Troubleshooting SQL Server Storage IO

Storage performance is something that puzzles a lot of SQL Server professionals. So in this blog, I will cover the basic steps I perform to ensure I get the best performance from the underlying storage.

How to measure the throughput of your Disk at the time of Server Setup?

Brent Ozar covered this question nicely in the blog post – How to Test Your Storage with CrystalDiskMark. To summarize, I keep my local desktop Gen4 SSD’s throughput as my benchmark for the production server’s minimum expected throughput.

Below is the disk throughput I got on my local desktop SSD. SEQ1MQ8T1 is relevant for backup drives. Values of RND4KQ32T16 should be referred for data/log file OLTP workload.

How to Evaluate Performance of Disk Drives on Existing Server

To evaluate the performance of disk drives, I like the analogy used by Brent Ozar in the blog post – How Do You Test IOPs, Latency, and Throughput? We need to understand Latency, Throughput, IOPS (based on IO size), and Queue Length.

With modern SSDs, we want to keep Read/Write Latency under 3-5 milliseconds. For storage older than 5 years, I can live with 20 milliseconds of latency. Every component in Storage Subsystem including SQL Server, OS, VM Host, HBA, Network, or Storage has a tipping point after which the response time increases exponentially. To say in simple terms, if we increase Reads/Writes on storage, the latency might also increase. This correlation of throughput and latency (stall) is usually linear until it reaches the tipping point.

Usually, I look at all these metrics using my homegrown open-source SQLMonitor tool. On SQLMonitor, I have 3 dashboards that help me figure out if my server is having IO bottleneck.

Dashboard Monitoring – Perfmon Counters – Quest Softwares – Distributed exposes perfmon metrics suggested in SQL Server Perfmon Counters of Interest poster of Quest Softwares.

On the above dashboard, I can see avg Logical Disk – Latency is well below 5 ms. If I happen to see huge latency, then I like to know if the no of operations on the disk drive has increased. This I see in the top panel Logical Disk (Disk Queue Length) under the same row. Ideally, we want to keep Avg Disk Queue Length under 1. If that’s not the case, then storage is receiving more Reads/Writes than it can handle.

Dashboard Wait Stats can also be used to derive similar conclusions by looking at Storage Related waits like PAGEIOLATCH_* , WRITELOG, IO_COMPLETION, ASYNC_IO_COMPLETION. Most important is to look for PAGEIOLATCH_* wait type’s Avg Time Per Wait. It can be considered Read/Write latency like we had in the above dashboard.

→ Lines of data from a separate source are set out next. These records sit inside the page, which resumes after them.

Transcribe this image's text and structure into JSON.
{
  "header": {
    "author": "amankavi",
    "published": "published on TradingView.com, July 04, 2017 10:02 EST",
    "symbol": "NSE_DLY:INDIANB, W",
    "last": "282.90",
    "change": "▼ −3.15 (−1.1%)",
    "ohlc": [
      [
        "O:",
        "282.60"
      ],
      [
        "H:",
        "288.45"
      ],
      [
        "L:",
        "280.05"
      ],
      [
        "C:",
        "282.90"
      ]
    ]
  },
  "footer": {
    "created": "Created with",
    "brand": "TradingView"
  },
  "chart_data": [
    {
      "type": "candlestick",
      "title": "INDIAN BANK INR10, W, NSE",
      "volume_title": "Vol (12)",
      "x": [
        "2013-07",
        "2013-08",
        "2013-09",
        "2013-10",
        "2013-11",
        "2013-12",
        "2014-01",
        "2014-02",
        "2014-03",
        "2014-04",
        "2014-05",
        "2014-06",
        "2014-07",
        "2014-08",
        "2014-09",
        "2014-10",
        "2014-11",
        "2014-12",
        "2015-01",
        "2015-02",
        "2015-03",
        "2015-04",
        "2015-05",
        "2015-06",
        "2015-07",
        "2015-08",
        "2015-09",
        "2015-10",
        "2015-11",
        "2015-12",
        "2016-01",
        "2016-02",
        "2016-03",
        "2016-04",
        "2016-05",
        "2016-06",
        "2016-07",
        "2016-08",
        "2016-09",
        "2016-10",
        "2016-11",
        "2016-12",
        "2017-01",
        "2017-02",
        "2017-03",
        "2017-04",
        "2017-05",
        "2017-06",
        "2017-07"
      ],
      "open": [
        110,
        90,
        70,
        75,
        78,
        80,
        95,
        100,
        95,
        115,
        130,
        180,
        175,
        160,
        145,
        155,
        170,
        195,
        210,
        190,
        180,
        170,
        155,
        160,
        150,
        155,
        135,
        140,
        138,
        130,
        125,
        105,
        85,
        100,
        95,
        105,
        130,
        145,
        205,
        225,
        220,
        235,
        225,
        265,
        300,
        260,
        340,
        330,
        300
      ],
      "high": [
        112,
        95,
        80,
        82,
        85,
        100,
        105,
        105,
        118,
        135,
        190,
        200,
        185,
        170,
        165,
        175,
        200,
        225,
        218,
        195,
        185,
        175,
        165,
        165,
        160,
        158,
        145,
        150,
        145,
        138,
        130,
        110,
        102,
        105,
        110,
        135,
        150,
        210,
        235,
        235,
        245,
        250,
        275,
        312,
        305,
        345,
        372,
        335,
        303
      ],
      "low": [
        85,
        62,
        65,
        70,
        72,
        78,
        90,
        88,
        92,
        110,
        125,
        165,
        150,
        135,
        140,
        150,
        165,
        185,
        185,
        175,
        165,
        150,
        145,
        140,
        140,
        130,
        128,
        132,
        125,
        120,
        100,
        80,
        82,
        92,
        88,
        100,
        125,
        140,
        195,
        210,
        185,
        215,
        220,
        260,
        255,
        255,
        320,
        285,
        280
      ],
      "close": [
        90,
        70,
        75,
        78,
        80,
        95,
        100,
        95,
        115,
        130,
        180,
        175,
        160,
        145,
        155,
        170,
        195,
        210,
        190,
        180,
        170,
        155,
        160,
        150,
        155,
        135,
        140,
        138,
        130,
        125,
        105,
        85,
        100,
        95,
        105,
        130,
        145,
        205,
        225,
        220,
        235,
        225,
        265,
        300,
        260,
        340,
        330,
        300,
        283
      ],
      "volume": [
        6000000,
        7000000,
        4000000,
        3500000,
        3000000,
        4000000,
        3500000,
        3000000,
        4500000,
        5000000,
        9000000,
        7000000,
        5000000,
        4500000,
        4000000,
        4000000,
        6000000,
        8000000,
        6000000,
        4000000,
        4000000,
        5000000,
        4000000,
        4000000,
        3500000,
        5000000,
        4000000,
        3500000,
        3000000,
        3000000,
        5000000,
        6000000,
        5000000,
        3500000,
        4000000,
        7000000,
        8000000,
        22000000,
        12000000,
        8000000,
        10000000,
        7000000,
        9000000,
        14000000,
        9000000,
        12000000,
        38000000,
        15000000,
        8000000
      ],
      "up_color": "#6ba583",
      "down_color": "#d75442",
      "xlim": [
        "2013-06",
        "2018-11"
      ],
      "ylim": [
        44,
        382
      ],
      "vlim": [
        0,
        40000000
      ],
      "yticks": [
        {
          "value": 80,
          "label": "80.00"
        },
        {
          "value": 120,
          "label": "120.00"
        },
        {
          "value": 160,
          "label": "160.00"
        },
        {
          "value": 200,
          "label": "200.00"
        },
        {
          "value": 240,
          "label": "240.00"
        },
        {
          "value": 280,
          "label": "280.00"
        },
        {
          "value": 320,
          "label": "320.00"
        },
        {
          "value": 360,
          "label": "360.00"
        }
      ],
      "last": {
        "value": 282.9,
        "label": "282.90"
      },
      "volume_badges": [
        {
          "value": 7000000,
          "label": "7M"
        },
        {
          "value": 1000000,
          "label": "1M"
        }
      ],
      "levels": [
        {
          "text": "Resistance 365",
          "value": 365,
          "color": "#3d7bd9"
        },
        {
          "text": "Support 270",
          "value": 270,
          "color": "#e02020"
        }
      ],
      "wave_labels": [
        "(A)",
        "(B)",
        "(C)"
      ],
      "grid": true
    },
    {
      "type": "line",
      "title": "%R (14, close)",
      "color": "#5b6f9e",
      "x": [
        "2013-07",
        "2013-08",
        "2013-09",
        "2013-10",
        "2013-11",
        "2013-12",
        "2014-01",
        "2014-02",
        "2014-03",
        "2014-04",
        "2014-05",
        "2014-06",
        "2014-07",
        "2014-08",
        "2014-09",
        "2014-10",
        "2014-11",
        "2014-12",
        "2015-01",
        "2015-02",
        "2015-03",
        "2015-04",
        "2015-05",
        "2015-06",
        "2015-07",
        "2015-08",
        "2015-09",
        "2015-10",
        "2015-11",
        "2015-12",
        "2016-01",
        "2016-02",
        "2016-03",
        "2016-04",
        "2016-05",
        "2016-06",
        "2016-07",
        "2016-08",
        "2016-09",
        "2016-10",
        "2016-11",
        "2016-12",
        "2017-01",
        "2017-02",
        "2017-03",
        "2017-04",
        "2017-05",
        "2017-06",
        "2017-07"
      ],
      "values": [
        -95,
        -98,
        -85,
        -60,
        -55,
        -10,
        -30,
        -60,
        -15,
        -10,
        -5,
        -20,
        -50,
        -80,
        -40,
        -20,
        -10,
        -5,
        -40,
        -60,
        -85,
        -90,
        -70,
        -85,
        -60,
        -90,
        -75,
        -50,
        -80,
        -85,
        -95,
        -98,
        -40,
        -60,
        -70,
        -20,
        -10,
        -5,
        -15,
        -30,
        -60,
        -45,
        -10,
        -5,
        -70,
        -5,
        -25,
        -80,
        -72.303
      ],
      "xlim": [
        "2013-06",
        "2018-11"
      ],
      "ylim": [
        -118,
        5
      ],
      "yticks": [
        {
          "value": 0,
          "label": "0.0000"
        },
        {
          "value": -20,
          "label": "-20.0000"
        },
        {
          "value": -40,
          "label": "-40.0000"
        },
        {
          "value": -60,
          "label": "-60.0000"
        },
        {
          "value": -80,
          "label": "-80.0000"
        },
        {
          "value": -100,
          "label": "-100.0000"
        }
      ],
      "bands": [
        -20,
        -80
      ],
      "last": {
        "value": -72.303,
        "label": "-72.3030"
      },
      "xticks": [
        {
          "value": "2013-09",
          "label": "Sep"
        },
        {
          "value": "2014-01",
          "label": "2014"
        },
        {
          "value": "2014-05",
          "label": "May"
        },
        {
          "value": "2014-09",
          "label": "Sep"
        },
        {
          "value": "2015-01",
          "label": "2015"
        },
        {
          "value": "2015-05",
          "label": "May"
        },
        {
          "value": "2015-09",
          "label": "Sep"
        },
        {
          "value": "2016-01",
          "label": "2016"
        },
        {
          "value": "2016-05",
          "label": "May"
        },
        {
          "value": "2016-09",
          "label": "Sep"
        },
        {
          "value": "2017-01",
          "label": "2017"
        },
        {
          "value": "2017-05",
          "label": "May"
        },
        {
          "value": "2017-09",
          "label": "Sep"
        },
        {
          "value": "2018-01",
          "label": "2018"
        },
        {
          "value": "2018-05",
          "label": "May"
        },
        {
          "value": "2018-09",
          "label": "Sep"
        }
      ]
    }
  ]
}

Dashboard t__Database File IO Stats exposes captured information of sys.dm_io_virtual_file_stats DMV in both tabular & Time Scale formats. This dashboard tells me all metrics like Latency, IOPS, Throughput, and total Stalls for each database file.

This dashboard is very helpful in figuring out what databases or files are doing maximum Reads/Writes, and in the case of disk latency observed, which ones make sense to be moved to their dedicated volumes. This dashboard is very useful in scenarios of SQL Server migration projects from OnPrem to Cloud where we need to figure out IOPS & IO Share among databases.

There are cases when I have to work on a server that is not baselined with SQLMonitor. In those cases, I rely on First-Responder-Kit sp_BlitzFirst. The result has pretty much required data that helps me conclude storage issues in real-time.

How to Resolve High Disk IO Latency Issue

The following are the possible solutions that can be used in the same order to resolve the disk latency issue.

1. Brent Ozar’s D.E.A.T.H Method of Index Tuning. I learned this from his Mastering Index Tuning classes. Highly recommended.
2. Dedicated Disk Drives. Place high Reads/Writes database files on dedicated disk drives. This is really helpful if simple tuning techniques like tweaking the read/write bias on the RAID controller’s cache, right-sizing the NTFS allocation units, and disk striping are already in place.
3. Query Tuning. This step can do magic but could take days, months, or years to work upon.
4. Add more RAM. Cache more data by adding RAM to reduce the physical IO.
5. Replace SAN storage 🙂

I hope this would be helpful to SQL DBA DBA suspecting storage bottleneck on their servers.